At the multivariate level, the results of the decision tree consolidate the findings from the bivariate analysis and allow differentiation of the particular shooting strategies by experienced and inexperienced players during matches. On the one hand, during penalty shootouts, inexperienced players took 63% of the kicks, compared to only 36% taken by experienced players. This can be interpreted in two complementary ways: first, teams were facing a decisive situation during the competition (penalty shootouts), where success or failure was decided, with players who did not have sufficient technical, psychological, and emotional capabilities to handle these situations. As depicted in Figure 2, teams did not have experienced shooters in positions such as midfielders or defenders. This scenario was already highlighted by McGarry and Franks (2000) some years ago, where they warned about the need for careful selection of shooters and the importance of training for all team players. Navia and Ruiz (2014) recommended recreating these conditions as much as possible during training, introducing elements such as initial draw, player order selection, following usual mechanics, and adding some form of psychological pressure in the form of rewards or punishments. It should also be noted that the pressure experienced in a penalty shootout is difficult to replicate in training sessions. Second, during regular matches, the results were more encouraging. While forwards monopolized the kicks (78%) as habitual players, there was an increase of over 60% in experienced midfielders and defenders. However, two complementary peculiarities were observed: while the former scored goals in 80% of the occasions when they made short approach runs to the ball (which might imply more accurate kicks, according to Lopes et al., (2012)), the latter were over 29 years old when they became “habitual shooters”. That is, during matches, when penalties were not taken by forwards, coaches preferred older players, with more years of experience and more sporting background to face these situations. The variable of age in this type of kicks has been addressed in another retrospective study (Almeida et al., 2016), with inconclusive results as of yet.

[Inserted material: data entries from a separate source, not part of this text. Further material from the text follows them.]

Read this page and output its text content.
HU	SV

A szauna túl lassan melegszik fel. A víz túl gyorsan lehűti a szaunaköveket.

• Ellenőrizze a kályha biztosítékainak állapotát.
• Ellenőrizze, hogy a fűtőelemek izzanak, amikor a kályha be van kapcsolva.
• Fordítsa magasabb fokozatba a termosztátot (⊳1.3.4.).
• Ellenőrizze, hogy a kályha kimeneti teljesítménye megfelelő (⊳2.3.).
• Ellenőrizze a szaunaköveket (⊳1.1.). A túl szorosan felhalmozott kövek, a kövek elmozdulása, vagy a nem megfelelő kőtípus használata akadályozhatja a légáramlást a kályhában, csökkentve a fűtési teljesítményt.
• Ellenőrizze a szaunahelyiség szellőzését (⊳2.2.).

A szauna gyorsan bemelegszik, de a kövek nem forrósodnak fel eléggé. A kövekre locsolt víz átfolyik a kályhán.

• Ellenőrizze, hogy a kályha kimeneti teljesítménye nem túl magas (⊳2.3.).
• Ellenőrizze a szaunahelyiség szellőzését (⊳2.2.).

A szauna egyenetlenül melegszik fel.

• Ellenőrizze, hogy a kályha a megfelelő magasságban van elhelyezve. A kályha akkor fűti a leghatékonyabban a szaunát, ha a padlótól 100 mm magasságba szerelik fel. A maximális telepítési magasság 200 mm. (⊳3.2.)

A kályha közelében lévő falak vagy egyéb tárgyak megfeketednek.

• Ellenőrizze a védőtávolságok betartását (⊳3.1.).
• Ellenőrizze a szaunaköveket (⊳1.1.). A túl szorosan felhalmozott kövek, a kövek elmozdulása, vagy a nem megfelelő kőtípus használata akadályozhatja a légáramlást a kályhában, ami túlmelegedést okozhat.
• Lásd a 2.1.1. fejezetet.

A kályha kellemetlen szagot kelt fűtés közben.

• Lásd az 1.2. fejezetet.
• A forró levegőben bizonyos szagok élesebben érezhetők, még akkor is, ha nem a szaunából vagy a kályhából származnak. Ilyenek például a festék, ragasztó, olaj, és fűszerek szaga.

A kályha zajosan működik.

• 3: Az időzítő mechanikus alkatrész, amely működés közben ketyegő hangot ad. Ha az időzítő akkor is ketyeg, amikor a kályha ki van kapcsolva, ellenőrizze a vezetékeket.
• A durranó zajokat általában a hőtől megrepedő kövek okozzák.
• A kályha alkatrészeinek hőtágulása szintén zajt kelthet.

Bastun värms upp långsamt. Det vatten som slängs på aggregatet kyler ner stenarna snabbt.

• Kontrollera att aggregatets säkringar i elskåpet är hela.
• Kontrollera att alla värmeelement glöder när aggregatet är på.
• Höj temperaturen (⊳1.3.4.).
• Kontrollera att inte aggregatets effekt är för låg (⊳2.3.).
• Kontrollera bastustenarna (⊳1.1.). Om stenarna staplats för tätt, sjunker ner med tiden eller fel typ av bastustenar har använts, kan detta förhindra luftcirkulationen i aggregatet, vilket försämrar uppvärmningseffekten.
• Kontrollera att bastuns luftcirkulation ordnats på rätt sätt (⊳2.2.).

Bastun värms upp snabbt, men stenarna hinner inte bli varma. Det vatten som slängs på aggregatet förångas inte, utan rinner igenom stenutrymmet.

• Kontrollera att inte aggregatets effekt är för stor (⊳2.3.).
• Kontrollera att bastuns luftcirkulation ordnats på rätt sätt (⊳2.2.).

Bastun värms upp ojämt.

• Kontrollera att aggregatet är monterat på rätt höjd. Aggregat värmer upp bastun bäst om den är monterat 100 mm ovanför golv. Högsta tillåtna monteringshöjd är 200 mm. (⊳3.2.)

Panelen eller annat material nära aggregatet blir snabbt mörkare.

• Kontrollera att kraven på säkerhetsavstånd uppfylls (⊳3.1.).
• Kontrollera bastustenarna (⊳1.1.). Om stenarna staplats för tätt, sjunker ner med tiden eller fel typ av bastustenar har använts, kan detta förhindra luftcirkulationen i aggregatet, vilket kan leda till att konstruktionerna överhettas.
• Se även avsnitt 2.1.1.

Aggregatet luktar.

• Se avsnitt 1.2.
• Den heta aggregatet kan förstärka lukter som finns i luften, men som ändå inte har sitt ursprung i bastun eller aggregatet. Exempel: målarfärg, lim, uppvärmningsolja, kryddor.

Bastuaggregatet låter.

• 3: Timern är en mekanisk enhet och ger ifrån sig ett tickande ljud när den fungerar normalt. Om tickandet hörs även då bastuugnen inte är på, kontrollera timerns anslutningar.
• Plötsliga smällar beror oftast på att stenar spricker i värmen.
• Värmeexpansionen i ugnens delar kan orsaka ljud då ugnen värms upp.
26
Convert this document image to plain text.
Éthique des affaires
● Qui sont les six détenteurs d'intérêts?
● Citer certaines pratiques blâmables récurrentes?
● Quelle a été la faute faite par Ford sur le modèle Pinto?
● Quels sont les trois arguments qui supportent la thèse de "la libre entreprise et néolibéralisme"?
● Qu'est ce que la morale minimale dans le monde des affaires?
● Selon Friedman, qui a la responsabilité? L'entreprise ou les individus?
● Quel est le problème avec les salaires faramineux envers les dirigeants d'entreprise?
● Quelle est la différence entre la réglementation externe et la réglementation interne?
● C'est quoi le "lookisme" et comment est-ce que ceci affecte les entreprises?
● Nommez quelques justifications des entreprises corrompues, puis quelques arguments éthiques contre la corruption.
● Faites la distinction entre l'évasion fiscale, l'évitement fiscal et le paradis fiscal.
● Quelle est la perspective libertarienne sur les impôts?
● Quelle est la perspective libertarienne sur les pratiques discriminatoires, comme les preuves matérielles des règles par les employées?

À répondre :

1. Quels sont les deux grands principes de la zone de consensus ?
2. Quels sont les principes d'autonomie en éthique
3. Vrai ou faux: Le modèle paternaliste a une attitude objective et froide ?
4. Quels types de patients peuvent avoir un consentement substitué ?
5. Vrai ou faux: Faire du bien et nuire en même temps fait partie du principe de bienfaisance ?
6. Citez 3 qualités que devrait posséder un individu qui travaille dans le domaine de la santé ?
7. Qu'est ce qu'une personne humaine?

Finally, the results of the binary logistic regression confirmed the previous results and reinforced in terms of odds that the most important variables in relation to the shooter's experience (Yes/No) are their field position (midfielders and forwards), as well as the shooter's age.
Conclusions
In high-performance soccer, it is necessary to master all facets of the game. Penalty kicks are situations that, although they occur infrequently during matches, have a very significant impact on the final outcome of games and competitions. The main conclusions derived from this study can be summarized in three points: first, there are still very important differences in the variables associated with the experienced player compared to the inexperienced one; second, players are more prepared to face a penalty kick during matches than during the penalty shootout phase; finally, teams should include training programs for all squad members, with special attention to midfielders and defenders. By implementing these considerations, the potential for success in these actions can be increased, and consequently, during different competitions.
Future Research Directions
The main future research directions emerging from this manuscript could be summarized as follows: (1) including more diverse participants, such as youth teams or women's soccer would be recommended; (2) including psychological and environmental factors or variables associated with the goalkeeper behaviour could provide new insights; (3) considering longitudinal designs could provide more information on how experience and other variables influence penalty taking over time.